Le secrétaire américain au Trésor, Scott Bessent, a déclaré jeudi que les États-Unis imposeraient "les sanctions les plus sévères de l'histoire" à l'Iran, ce qui marque une nouvelle poussée pour exercer une pression économique pour contraindre Téhéran à mettre fin à ses actions dans le conflit en cours.
Les prix du pétrole ont dépassé un sommet de trois semaines jeudi, reflétant les inquiétudes du marché concernant la perturbation potentielle des flux de pétrole à travers le détroit d'Ormuz. Le détroit, un point critique pour le commerce mondial, avait été ciblé par les forces iraniennes, entraînant le blocus de millions de barils de pétrole brut.
Le gouvernement iranien a longtemps critiqué les sanctions occidentales, arguant qu'elles affectent de manière disproportionnée les populations civiles tout en ne répondant pas à des problèmes géopolitiques plus larges. Dans un post sur les médias sociaux, le président Trump a réitéré sa position, promettant " une guerre économique et un isolement à une échelle sans précédent ", bien que les détails restent vagues.

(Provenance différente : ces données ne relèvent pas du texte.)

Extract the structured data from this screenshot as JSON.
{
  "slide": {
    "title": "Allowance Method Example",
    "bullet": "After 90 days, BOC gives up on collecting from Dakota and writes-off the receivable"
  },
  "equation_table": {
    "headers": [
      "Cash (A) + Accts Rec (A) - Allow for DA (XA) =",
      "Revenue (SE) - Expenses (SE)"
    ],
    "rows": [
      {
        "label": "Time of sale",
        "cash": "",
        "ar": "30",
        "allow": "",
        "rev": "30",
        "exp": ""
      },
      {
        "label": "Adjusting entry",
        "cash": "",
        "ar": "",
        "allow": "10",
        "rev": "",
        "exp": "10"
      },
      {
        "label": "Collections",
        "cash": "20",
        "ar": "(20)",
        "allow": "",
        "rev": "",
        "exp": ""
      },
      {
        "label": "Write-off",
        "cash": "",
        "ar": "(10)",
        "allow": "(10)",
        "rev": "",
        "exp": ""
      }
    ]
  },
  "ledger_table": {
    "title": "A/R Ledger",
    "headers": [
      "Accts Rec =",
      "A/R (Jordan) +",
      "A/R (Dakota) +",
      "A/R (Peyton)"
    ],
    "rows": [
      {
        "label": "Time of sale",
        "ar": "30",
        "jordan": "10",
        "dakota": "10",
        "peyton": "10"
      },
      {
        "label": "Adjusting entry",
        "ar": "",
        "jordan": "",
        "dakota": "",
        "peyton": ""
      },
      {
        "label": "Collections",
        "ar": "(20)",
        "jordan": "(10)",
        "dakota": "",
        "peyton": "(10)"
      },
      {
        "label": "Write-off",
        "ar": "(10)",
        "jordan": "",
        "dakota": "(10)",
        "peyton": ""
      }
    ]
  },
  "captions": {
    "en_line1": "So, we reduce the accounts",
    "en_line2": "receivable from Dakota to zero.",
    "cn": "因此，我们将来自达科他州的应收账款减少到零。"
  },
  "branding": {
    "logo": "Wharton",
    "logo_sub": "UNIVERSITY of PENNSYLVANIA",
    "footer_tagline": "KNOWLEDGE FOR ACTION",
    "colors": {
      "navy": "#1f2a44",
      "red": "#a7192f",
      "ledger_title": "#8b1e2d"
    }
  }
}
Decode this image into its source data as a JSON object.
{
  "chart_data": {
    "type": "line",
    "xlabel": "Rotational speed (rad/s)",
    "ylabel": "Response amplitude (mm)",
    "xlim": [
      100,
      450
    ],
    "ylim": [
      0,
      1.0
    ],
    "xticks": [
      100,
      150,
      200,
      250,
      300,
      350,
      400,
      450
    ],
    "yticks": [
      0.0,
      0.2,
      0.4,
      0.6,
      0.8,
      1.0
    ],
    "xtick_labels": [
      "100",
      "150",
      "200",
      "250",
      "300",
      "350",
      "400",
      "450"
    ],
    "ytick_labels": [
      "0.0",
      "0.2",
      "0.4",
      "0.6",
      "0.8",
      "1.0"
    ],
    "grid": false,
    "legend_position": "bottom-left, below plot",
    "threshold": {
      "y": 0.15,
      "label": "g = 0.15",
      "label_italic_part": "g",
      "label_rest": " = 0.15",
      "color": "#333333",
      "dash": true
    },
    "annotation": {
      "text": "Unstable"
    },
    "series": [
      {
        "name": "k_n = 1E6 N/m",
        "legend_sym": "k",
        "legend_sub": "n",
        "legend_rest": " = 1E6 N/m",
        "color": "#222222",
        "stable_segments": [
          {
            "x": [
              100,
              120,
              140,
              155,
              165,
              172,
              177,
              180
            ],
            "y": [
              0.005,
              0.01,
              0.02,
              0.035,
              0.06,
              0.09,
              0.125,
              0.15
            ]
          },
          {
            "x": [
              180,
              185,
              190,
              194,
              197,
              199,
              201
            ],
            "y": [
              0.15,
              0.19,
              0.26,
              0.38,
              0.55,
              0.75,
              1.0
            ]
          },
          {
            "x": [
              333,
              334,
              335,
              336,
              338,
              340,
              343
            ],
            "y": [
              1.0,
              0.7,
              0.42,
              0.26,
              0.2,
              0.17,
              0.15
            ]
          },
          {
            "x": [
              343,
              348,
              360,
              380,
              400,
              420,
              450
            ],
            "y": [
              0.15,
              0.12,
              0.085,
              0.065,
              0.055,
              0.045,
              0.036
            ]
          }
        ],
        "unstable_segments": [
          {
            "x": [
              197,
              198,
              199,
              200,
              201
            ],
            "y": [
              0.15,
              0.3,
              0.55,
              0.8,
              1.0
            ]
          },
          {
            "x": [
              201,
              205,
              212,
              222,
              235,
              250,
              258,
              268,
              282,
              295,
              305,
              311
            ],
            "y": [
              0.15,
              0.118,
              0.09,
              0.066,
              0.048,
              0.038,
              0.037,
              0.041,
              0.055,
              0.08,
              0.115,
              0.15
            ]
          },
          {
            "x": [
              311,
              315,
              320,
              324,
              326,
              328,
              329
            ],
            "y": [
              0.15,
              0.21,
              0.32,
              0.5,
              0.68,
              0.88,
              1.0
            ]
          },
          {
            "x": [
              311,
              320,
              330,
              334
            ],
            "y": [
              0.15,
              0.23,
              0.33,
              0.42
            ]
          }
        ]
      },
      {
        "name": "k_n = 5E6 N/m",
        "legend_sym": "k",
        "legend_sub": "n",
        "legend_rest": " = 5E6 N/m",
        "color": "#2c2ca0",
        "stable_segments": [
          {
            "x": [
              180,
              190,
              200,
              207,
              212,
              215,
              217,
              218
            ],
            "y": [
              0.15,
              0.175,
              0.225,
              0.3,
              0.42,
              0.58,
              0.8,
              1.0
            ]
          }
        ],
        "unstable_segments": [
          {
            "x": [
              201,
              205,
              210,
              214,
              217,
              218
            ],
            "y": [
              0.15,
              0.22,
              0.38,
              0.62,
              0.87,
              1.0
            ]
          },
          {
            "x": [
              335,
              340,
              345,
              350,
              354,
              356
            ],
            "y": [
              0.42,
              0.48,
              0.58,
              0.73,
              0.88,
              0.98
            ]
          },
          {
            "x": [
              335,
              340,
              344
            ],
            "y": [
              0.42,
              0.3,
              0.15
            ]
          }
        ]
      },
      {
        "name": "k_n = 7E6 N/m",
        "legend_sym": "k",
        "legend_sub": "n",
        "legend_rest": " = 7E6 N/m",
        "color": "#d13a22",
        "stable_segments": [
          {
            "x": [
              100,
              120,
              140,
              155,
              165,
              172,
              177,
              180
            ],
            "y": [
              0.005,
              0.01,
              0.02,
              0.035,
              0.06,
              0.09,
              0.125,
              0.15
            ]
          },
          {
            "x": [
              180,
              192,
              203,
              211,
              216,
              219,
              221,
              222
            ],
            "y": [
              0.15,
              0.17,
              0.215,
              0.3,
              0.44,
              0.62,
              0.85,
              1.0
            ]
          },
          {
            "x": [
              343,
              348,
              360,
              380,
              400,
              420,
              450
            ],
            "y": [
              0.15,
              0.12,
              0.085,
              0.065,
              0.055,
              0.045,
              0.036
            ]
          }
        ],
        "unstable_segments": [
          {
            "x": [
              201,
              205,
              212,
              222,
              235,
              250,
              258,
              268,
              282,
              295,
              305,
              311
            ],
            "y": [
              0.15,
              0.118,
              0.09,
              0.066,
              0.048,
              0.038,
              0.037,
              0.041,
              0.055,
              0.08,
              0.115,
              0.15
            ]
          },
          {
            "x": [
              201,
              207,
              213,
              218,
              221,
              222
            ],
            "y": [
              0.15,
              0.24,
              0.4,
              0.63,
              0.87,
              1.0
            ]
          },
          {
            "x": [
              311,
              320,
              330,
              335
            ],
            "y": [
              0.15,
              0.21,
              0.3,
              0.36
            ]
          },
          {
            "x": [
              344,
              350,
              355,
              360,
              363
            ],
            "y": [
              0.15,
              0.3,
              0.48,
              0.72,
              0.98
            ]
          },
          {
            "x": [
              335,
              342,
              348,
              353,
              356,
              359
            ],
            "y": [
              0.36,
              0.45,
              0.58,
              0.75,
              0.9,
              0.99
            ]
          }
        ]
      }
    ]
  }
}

Malgré ces pressions, l'Iran a réussi à maintenir son économie, en partie grâce à ses relations stratégiques avec des pays comme la Chine, qui achète plus de 80% du pétrole exporté par l'Iran. Selon les données de Kpler, une société d'analyse maritime, la dépendance de la Chine à l'égard des approvisionnements en pétrole du golfe Persique en fait un acteur clé dans la dynamique énergétique de la région.
Bien que Bessent ait exprimé sa confiance dans le succès des sanctions, il a averti que les discussions avec Pékin devraient rester confidentielles, compte tenu des dépendances économiques mutuelles entre les deux nations. La rhétorique de Trump a souvent divergé de la mise en œuvre réelle, soulevant des questions sur l'efficacité de ses politiques déclarées.
La communauté internationale observe de près, consciente des retombées potentielles pour les marchés mondiaux et la sécurité régionale.